Turner syndrome is a genetic disorder in females and is the result of complete or partial loss of an X chromosome during fertilization. The missing X chromosome is originally either from the mother's ovum or the father's sperm cell. Approximately 45% of patients have the 45,X karyotype and the rest have other variants of Turner syndrome, which are either mosaicism patterns or structural abnormalities of the X chromosome. Here, we report a case of Turner syndrome that is the fifth case of Turner syndrome with balanced Robertsonian translocation of (13;14)(q10;q10), and the sixth case with 44,X chromosomes, reported in the literature thus far.

Case presentation

A 10.3-year-old Persian girl was brought to our clinic by her parents, with the complaint of failure to thrive and short height. She had been examined and investigated by endocrinologists since the age of 4 years, but no definite diagnosis was made. At the time of presentation, she had been through three provocative growth hormone tests and had been on no medications for about a year. Her physical examination revealed mild retrognathia and micrognathia. Initially, she was started on somatropin treatment which, after 12 months, did not appropriately improve her height velocity. Therefore, a more thorough physical examination was performed, in which high arched palate and low posterior hairline were observed. There was also a difference between target height and patient height standard deviation scores. Karyotype study was requested, and Turner syndrome was confirmed.

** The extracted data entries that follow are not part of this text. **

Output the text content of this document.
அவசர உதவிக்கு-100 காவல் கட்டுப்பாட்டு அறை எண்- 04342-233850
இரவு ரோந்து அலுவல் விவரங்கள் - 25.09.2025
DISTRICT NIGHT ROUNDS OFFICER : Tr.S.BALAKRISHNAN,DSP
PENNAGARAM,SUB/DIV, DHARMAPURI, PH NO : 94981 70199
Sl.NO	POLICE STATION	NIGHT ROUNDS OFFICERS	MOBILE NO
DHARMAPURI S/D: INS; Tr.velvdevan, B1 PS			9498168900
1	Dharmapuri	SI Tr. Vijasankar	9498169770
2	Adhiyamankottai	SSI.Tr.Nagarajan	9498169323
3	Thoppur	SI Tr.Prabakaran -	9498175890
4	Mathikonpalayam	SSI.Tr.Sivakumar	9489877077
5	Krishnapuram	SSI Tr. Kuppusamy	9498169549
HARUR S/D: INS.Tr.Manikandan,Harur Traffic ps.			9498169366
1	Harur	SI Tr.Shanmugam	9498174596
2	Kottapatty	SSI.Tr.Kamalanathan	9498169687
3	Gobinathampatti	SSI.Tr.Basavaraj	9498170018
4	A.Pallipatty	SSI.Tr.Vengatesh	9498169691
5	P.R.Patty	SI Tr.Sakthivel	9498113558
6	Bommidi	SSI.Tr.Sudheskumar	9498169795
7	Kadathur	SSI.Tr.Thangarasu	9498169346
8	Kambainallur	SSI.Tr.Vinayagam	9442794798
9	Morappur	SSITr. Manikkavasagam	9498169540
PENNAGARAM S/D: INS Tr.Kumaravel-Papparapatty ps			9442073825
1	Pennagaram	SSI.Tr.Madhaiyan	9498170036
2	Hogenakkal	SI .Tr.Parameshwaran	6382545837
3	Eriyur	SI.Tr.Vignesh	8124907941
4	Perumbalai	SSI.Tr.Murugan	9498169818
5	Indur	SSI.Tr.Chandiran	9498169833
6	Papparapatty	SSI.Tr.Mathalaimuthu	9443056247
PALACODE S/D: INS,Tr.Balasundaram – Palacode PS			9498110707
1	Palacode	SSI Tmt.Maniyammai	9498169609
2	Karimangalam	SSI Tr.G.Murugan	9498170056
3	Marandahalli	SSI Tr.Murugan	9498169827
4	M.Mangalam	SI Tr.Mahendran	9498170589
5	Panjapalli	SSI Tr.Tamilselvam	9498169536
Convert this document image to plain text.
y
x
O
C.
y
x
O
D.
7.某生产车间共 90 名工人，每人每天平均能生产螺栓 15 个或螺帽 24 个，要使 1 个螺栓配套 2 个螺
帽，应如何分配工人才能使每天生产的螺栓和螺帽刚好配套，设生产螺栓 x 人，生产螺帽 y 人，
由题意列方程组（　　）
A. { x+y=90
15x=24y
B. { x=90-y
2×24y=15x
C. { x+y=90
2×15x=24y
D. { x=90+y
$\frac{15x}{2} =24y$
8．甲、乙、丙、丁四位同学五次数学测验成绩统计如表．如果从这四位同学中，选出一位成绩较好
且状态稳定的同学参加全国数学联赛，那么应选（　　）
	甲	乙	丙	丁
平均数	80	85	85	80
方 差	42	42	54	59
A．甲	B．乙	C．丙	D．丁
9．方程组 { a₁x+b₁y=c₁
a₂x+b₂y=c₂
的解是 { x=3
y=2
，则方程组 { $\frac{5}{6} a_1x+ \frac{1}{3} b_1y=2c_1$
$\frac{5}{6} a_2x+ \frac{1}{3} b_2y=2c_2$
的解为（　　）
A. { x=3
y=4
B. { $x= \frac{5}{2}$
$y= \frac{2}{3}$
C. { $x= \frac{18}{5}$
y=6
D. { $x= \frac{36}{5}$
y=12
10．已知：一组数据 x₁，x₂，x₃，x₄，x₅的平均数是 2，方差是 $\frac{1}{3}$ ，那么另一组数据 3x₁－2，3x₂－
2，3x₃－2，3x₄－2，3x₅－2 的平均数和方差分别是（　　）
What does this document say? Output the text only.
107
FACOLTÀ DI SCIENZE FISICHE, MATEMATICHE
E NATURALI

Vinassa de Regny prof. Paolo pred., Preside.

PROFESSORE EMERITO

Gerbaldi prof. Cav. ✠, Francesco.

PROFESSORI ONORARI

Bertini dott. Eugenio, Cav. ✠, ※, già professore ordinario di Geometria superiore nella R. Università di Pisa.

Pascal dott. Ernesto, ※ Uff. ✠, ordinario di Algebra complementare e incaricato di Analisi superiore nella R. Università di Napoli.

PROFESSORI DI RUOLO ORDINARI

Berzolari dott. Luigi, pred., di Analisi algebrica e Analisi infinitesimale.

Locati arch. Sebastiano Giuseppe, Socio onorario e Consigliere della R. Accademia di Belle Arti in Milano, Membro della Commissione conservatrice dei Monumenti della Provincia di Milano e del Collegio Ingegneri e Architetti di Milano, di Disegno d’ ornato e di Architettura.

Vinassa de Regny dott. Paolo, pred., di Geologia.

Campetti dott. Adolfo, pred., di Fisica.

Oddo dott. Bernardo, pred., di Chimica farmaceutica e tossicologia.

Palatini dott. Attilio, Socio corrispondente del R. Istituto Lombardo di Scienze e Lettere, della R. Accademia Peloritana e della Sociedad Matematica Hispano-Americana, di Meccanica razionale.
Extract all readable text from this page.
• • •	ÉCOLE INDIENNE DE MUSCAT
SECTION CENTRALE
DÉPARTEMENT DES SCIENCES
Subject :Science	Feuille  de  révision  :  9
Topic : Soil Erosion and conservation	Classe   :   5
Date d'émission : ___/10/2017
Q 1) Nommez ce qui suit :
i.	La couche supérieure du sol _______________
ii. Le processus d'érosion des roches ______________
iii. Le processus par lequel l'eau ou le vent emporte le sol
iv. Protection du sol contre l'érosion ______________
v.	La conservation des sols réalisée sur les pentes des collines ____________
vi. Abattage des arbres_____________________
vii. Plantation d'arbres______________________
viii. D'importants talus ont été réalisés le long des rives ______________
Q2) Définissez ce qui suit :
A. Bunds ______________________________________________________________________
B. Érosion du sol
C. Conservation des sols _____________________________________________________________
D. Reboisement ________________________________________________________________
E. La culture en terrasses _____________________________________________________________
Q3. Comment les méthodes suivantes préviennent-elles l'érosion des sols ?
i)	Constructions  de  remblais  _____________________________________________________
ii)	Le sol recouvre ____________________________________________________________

The diagnosis of this case was not straightforward, both because the somatic presentations were not obvious, and because the physicians had not looked for them when performing the physical examinations. This case report introduces a rare 44,X chromosome karyotype of Turner syndrome and highlights the value in using the difference between target height and patient height standard deviation scores as a simple and inexpensive tool for diagnosis of this syndrome.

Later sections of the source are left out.